So lief ein «normaler» Tag ab: Nach den ersten Angriffen Israels und der USA auf Teheran begann die Arbeit in der Botschaft jeweils früh in der Nacht. Botschafter Bangerter sammelte täglich neuste Informationen zur Lage und zu den Ereignissen der vergangenen Stunden. Beim gemeinsamen Frühstück gab er dann die Informationen an sein Personal weiter. An einer Krisensitzung um 9 Uhr habe man jeweils die Prioritäten für den Tag festgelegt, schildert Bangerter vor den Medien in Bern. Seine Aufgabe sei es gewesen, den Kontakt zu Behörden und den anderen Botschaften zu halten.
Um sich noch ein besseres Bild zu machen, habe Bangerter an einem Tag sogar eine «Stadtbesichtigung» gemacht. Vor dem gemeinsamen Abendessen hatte das Personal Zeit, um zu Hause notwendige Dinge zu holen oder einkaufen zu gehen. «Es gab strenge Regeln, um die Risiken zu minimieren», fügt Bangerter hinzu.
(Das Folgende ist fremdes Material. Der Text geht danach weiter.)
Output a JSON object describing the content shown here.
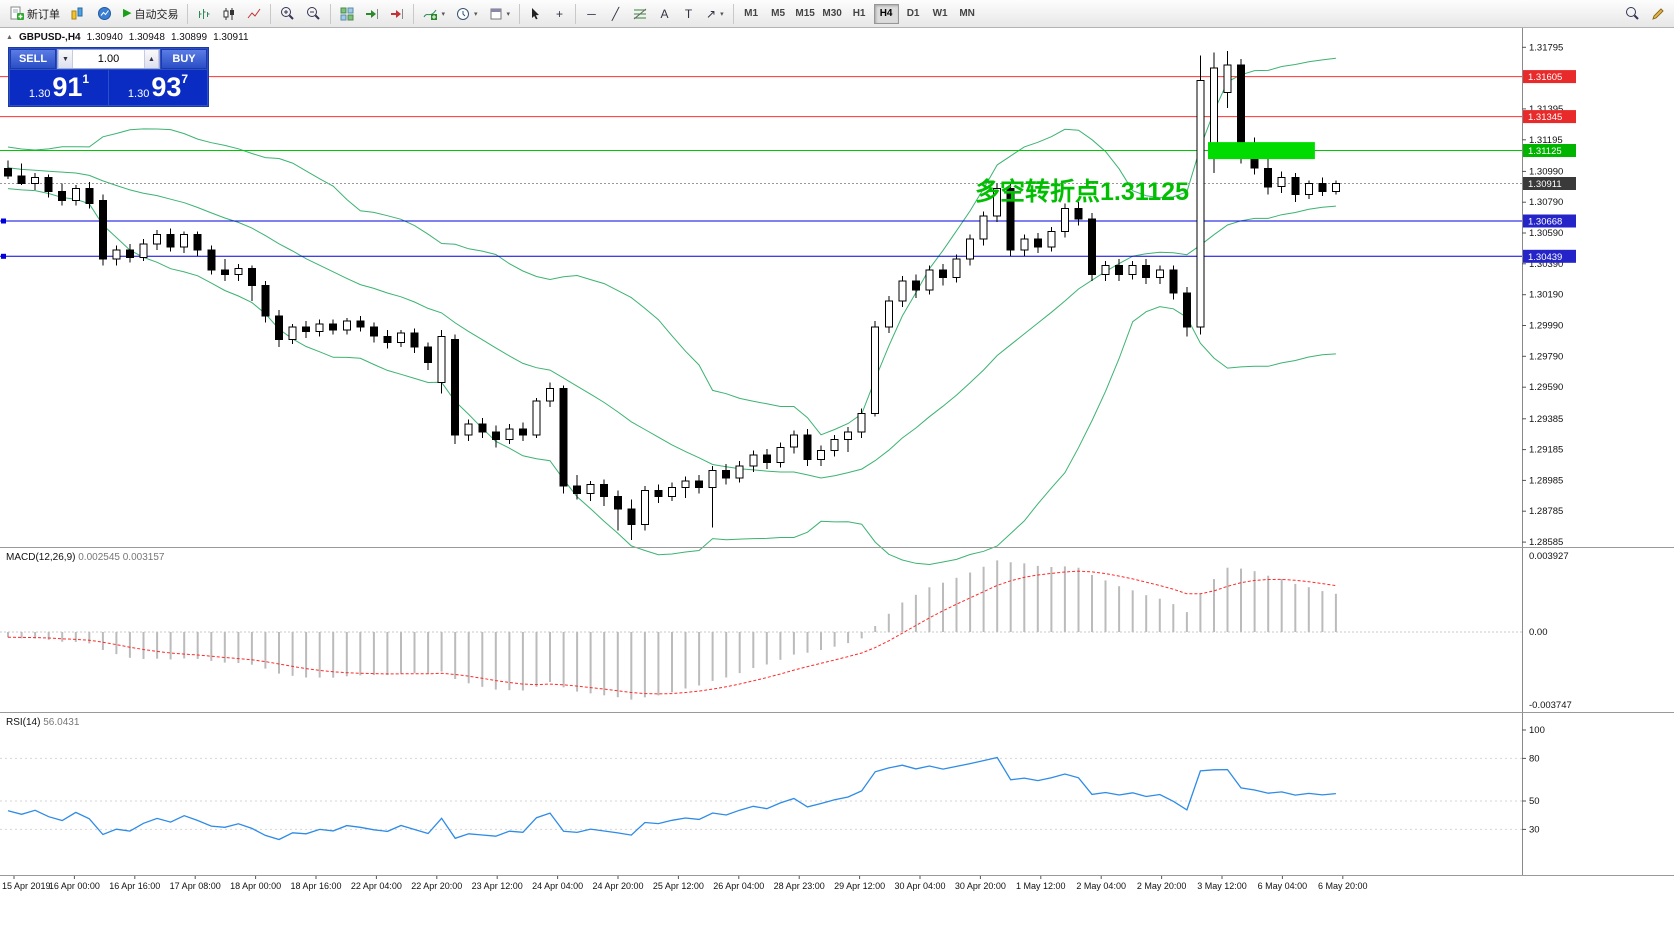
{
  "icons": {
    "auto_trading_play": "▶",
    "cursor": "↖",
    "crosshair": "+",
    "horizontal_line": "─",
    "trendline": "╱",
    "text": "A",
    "text_label": "T",
    "arrow": "↗",
    "dropdown": "▾",
    "volume_down": "▼",
    "volume_up": "▲",
    "collapse": "▲"
  },
  "toolbar": {
    "new_order_label": "新订单",
    "auto_trading_label": "自动交易",
    "timeframes": [
      "M1",
      "M5",
      "M15",
      "M30",
      "H1",
      "H4",
      "D1",
      "W1",
      "MN"
    ],
    "active_timeframe": "H4"
  },
  "chart": {
    "title": {
      "symbol": "GBPUSD-,H4",
      "open": "1.30940",
      "high": "1.30948",
      "low": "1.30899",
      "close": "1.30911"
    },
    "trade_panel": {
      "sell_label": "SELL",
      "buy_label": "BUY",
      "volume": "1.00",
      "sell_price_small": "1.30",
      "sell_price_big": "91",
      "sell_price_sup": "1",
      "buy_price_small": "1.30",
      "buy_price_big": "93",
      "buy_price_sup": "7"
    },
    "annotation": {
      "text": "多空转折点1.31125",
      "color": "#00BE00"
    }
  },
  "chart_data": {
    "type": "candlestick",
    "symbol": "GBPUSD",
    "timeframe": "H4",
    "price_axis": {
      "ylim": [
        1.28553,
        1.3192
      ],
      "ticks": [
        "1.31795",
        "1.31395",
        "1.31195",
        "1.30990",
        "1.30790",
        "1.30590",
        "1.30390",
        "1.30190",
        "1.29990",
        "1.29790",
        "1.29590",
        "1.29385",
        "1.29185",
        "1.28985",
        "1.28785",
        "1.28585"
      ]
    },
    "price_tags": [
      {
        "value": "1.31605",
        "price": 1.31605,
        "bg": "#E82A2A"
      },
      {
        "value": "1.31345",
        "price": 1.31345,
        "bg": "#E82A2A"
      },
      {
        "value": "1.31125",
        "price": 1.31125,
        "bg": "#00B400"
      },
      {
        "value": "1.30911",
        "price": 1.30911,
        "bg": "#3A3A3A"
      },
      {
        "value": "1.30668",
        "price": 1.30668,
        "bg": "#2424C8"
      },
      {
        "value": "1.30439",
        "price": 1.30439,
        "bg": "#2424C8"
      }
    ],
    "hlines": [
      {
        "price": 1.31605,
        "color": "#FF3030"
      },
      {
        "price": 1.31345,
        "color": "#FF3030"
      },
      {
        "price": 1.31125,
        "color": "#00C800"
      },
      {
        "price": 1.30668,
        "color": "#0000DC",
        "handles": true
      },
      {
        "price": 1.30439,
        "color": "#0000DC",
        "handles": true
      },
      {
        "price": 1.30911,
        "color": "#999999",
        "current": true
      }
    ],
    "rectangle": {
      "from": 89,
      "to": 96,
      "top": 1.3118,
      "bottom": 1.3107,
      "color": "#00DC00"
    },
    "time_labels": [
      "15 Apr 2019",
      "16 Apr 00:00",
      "16 Apr 16:00",
      "17 Apr 08:00",
      "18 Apr 00:00",
      "18 Apr 16:00",
      "22 Apr 04:00",
      "22 Apr 20:00",
      "23 Apr 12:00",
      "24 Apr 04:00",
      "24 Apr 20:00",
      "25 Apr 12:00",
      "26 Apr 04:00",
      "28 Apr 23:00",
      "29 Apr 12:00",
      "30 Apr 04:00",
      "30 Apr 20:00",
      "1 May 12:00",
      "2 May 04:00",
      "2 May 20:00",
      "3 May 12:00",
      "6 May 04:00",
      "6 May 20:00"
    ],
    "warmup_closes": [
      1.3112,
      1.3106,
      1.3098,
      1.3092,
      1.31,
      1.3108,
      1.3114,
      1.3108,
      1.31,
      1.3094,
      1.309,
      1.3096,
      1.3104,
      1.311,
      1.3105,
      1.3098,
      1.3093,
      1.3099,
      1.3103
    ],
    "candles": [
      [
        1.3101,
        1.3106,
        1.3094,
        1.3096
      ],
      [
        1.3096,
        1.3104,
        1.309,
        1.3091
      ],
      [
        1.3091,
        1.3098,
        1.3087,
        1.3095
      ],
      [
        1.3095,
        1.3097,
        1.3082,
        1.3086
      ],
      [
        1.3086,
        1.3091,
        1.3077,
        1.308
      ],
      [
        1.308,
        1.309,
        1.3077,
        1.3088
      ],
      [
        1.3088,
        1.3092,
        1.3075,
        1.3078
      ],
      [
        1.308,
        1.3084,
        1.3038,
        1.3042
      ],
      [
        1.3042,
        1.3051,
        1.3038,
        1.3048
      ],
      [
        1.3048,
        1.3052,
        1.304,
        1.3043
      ],
      [
        1.3043,
        1.3055,
        1.3041,
        1.3052
      ],
      [
        1.3052,
        1.3061,
        1.3048,
        1.3058
      ],
      [
        1.3058,
        1.3062,
        1.3047,
        1.305
      ],
      [
        1.305,
        1.306,
        1.3046,
        1.3058
      ],
      [
        1.3058,
        1.306,
        1.3044,
        1.3048
      ],
      [
        1.3048,
        1.3051,
        1.3032,
        1.3035
      ],
      [
        1.3035,
        1.3042,
        1.3028,
        1.3032
      ],
      [
        1.3032,
        1.3039,
        1.3028,
        1.3036
      ],
      [
        1.3036,
        1.3038,
        1.3015,
        1.3025
      ],
      [
        1.3025,
        1.3028,
        1.3001,
        1.3005
      ],
      [
        1.3005,
        1.3009,
        1.2985,
        1.299
      ],
      [
        1.299,
        1.3,
        1.2987,
        1.2998
      ],
      [
        1.2998,
        1.3002,
        1.2991,
        1.2995
      ],
      [
        1.2995,
        1.3003,
        1.2992,
        1.3
      ],
      [
        1.3,
        1.3003,
        1.2993,
        1.2996
      ],
      [
        1.2996,
        1.3004,
        1.2993,
        1.3002
      ],
      [
        1.3002,
        1.3005,
        1.2995,
        1.2998
      ],
      [
        1.2998,
        1.3001,
        1.2988,
        1.2992
      ],
      [
        1.2992,
        1.2996,
        1.2984,
        1.2988
      ],
      [
        1.2988,
        1.2996,
        1.2985,
        1.2994
      ],
      [
        1.2994,
        1.2997,
        1.2981,
        1.2985
      ],
      [
        1.2985,
        1.2988,
        1.297,
        1.2975
      ],
      [
        1.2962,
        1.2996,
        1.2955,
        1.2992
      ],
      [
        1.299,
        1.2993,
        1.2922,
        1.2928
      ],
      [
        1.2928,
        1.2938,
        1.2924,
        1.2935
      ],
      [
        1.2935,
        1.2939,
        1.2926,
        1.293
      ],
      [
        1.293,
        1.2934,
        1.292,
        1.2925
      ],
      [
        1.2925,
        1.2935,
        1.2922,
        1.2932
      ],
      [
        1.2932,
        1.2936,
        1.2924,
        1.2928
      ],
      [
        1.2928,
        1.2952,
        1.2926,
        1.295
      ],
      [
        1.295,
        1.2962,
        1.2946,
        1.2958
      ],
      [
        1.2958,
        1.296,
        1.289,
        1.2895
      ],
      [
        1.2895,
        1.2902,
        1.2886,
        1.289
      ],
      [
        1.289,
        1.2898,
        1.2885,
        1.2896
      ],
      [
        1.2896,
        1.2899,
        1.2882,
        1.2888
      ],
      [
        1.2888,
        1.2892,
        1.2866,
        1.288
      ],
      [
        1.288,
        1.2886,
        1.286,
        1.287
      ],
      [
        1.287,
        1.2895,
        1.2866,
        1.2892
      ],
      [
        1.2892,
        1.2896,
        1.2884,
        1.2888
      ],
      [
        1.2888,
        1.2897,
        1.2885,
        1.2894
      ],
      [
        1.2894,
        1.2901,
        1.2887,
        1.2898
      ],
      [
        1.2898,
        1.2902,
        1.289,
        1.2894
      ],
      [
        1.2894,
        1.2908,
        1.2868,
        1.2905
      ],
      [
        1.2905,
        1.2909,
        1.2896,
        1.29
      ],
      [
        1.29,
        1.2911,
        1.2897,
        1.2908
      ],
      [
        1.2908,
        1.2918,
        1.2904,
        1.2915
      ],
      [
        1.2915,
        1.2919,
        1.2906,
        1.291
      ],
      [
        1.291,
        1.2923,
        1.2907,
        1.292
      ],
      [
        1.292,
        1.2931,
        1.2916,
        1.2928
      ],
      [
        1.2928,
        1.2932,
        1.2908,
        1.2912
      ],
      [
        1.2912,
        1.2921,
        1.2908,
        1.2918
      ],
      [
        1.2918,
        1.2928,
        1.2914,
        1.2925
      ],
      [
        1.2925,
        1.2933,
        1.2917,
        1.293
      ],
      [
        1.293,
        1.2945,
        1.2926,
        1.2942
      ],
      [
        1.2942,
        1.3002,
        1.294,
        1.2998
      ],
      [
        1.2998,
        1.3018,
        1.2994,
        1.3015
      ],
      [
        1.3015,
        1.3031,
        1.3011,
        1.3028
      ],
      [
        1.3028,
        1.3032,
        1.3017,
        1.3022
      ],
      [
        1.3022,
        1.3038,
        1.3019,
        1.3035
      ],
      [
        1.3035,
        1.3039,
        1.3025,
        1.303
      ],
      [
        1.303,
        1.3045,
        1.3027,
        1.3042
      ],
      [
        1.3042,
        1.3058,
        1.3038,
        1.3055
      ],
      [
        1.3055,
        1.3073,
        1.3051,
        1.307
      ],
      [
        1.307,
        1.3091,
        1.3066,
        1.3088
      ],
      [
        1.3088,
        1.3092,
        1.3044,
        1.3048
      ],
      [
        1.3048,
        1.3058,
        1.3044,
        1.3055
      ],
      [
        1.3055,
        1.3059,
        1.3046,
        1.305
      ],
      [
        1.305,
        1.3063,
        1.3047,
        1.306
      ],
      [
        1.306,
        1.3078,
        1.3056,
        1.3075
      ],
      [
        1.3075,
        1.3079,
        1.3064,
        1.3068
      ],
      [
        1.3068,
        1.3072,
        1.3028,
        1.3032
      ],
      [
        1.3032,
        1.3041,
        1.3028,
        1.3038
      ],
      [
        1.3038,
        1.3042,
        1.3028,
        1.3032
      ],
      [
        1.3032,
        1.3041,
        1.3029,
        1.3038
      ],
      [
        1.3038,
        1.3042,
        1.3026,
        1.303
      ],
      [
        1.303,
        1.3038,
        1.3026,
        1.3035
      ],
      [
        1.3035,
        1.3038,
        1.3016,
        1.302
      ],
      [
        1.302,
        1.3024,
        1.2992,
        1.2998
      ],
      [
        1.2998,
        1.3174,
        1.2993,
        1.3158
      ],
      [
        1.3108,
        1.3176,
        1.3098,
        1.3166
      ],
      [
        1.315,
        1.3177,
        1.314,
        1.3168
      ],
      [
        1.3168,
        1.3172,
        1.3104,
        1.3109
      ],
      [
        1.3109,
        1.3121,
        1.3097,
        1.3101
      ],
      [
        1.3101,
        1.3108,
        1.3084,
        1.3089
      ],
      [
        1.3089,
        1.3099,
        1.3085,
        1.3095
      ],
      [
        1.3095,
        1.3098,
        1.3079,
        1.3084
      ],
      [
        1.3084,
        1.3093,
        1.3081,
        1.3091
      ],
      [
        1.3091,
        1.3095,
        1.3083,
        1.3086
      ],
      [
        1.3086,
        1.3093,
        1.3084,
        1.30911
      ]
    ],
    "indicators": {
      "bollinger": {
        "period": 20,
        "deviation": 2,
        "color": "#3CB371"
      },
      "macd": {
        "label": "MACD(12,26,9)",
        "values": [
          "0.002545",
          "0.003157"
        ],
        "axis": [
          "0.003927",
          "0.00",
          "-0.003747"
        ],
        "hist_color": "#BBBBBB",
        "signal_color": "#FF2A2A"
      },
      "rsi": {
        "label": "RSI(14)",
        "value": "56.0431",
        "axis": [
          100,
          80,
          50,
          30
        ],
        "color": "#2E8BE6"
      }
    }
  }
}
In den ersten Tagen der Angriffe seien täglich 150 bis 200 Explosionen in der Provinz Teheran verzeichnet worden.
Die Vorbereitungen beginnen: Für die Ausreise sei vor allem eines entscheidend gewesen: gründliche Vorbereitung. Mehrere Tage seien dafür verwendet worden, die bestmögliche Route festzulegen, die Fahrtrichtung zu bestimmen und die nötigen Kontakte zu sichern. Dank dieser Vorarbeit verlief die Ausreise «relativ einfach», so Bangerter. Die Strecke selbst war lang, rund zehn Stunden im Auto, dennoch kam es zu keinen grösseren Problemen oder Hindernissen. Man hätte Alternativpläne A bis D gehabt, sei aber mit Plan A durchgekommen.
Gemischte Gefühle bei der Ausreise: Solange die Grenze noch nicht erreicht war, standen Fragen wie «Was kann noch passieren?» oder «Womit müssen wir noch rechnen?» im Raum. An der eigentlichen Grenze überwog dann die Ungeduld. Man hoffte, dass alles möglichst schnell vorangeht. Erst nach dem Grenzübertritt machte sich Erleichterung breit, erklärt Bangerter.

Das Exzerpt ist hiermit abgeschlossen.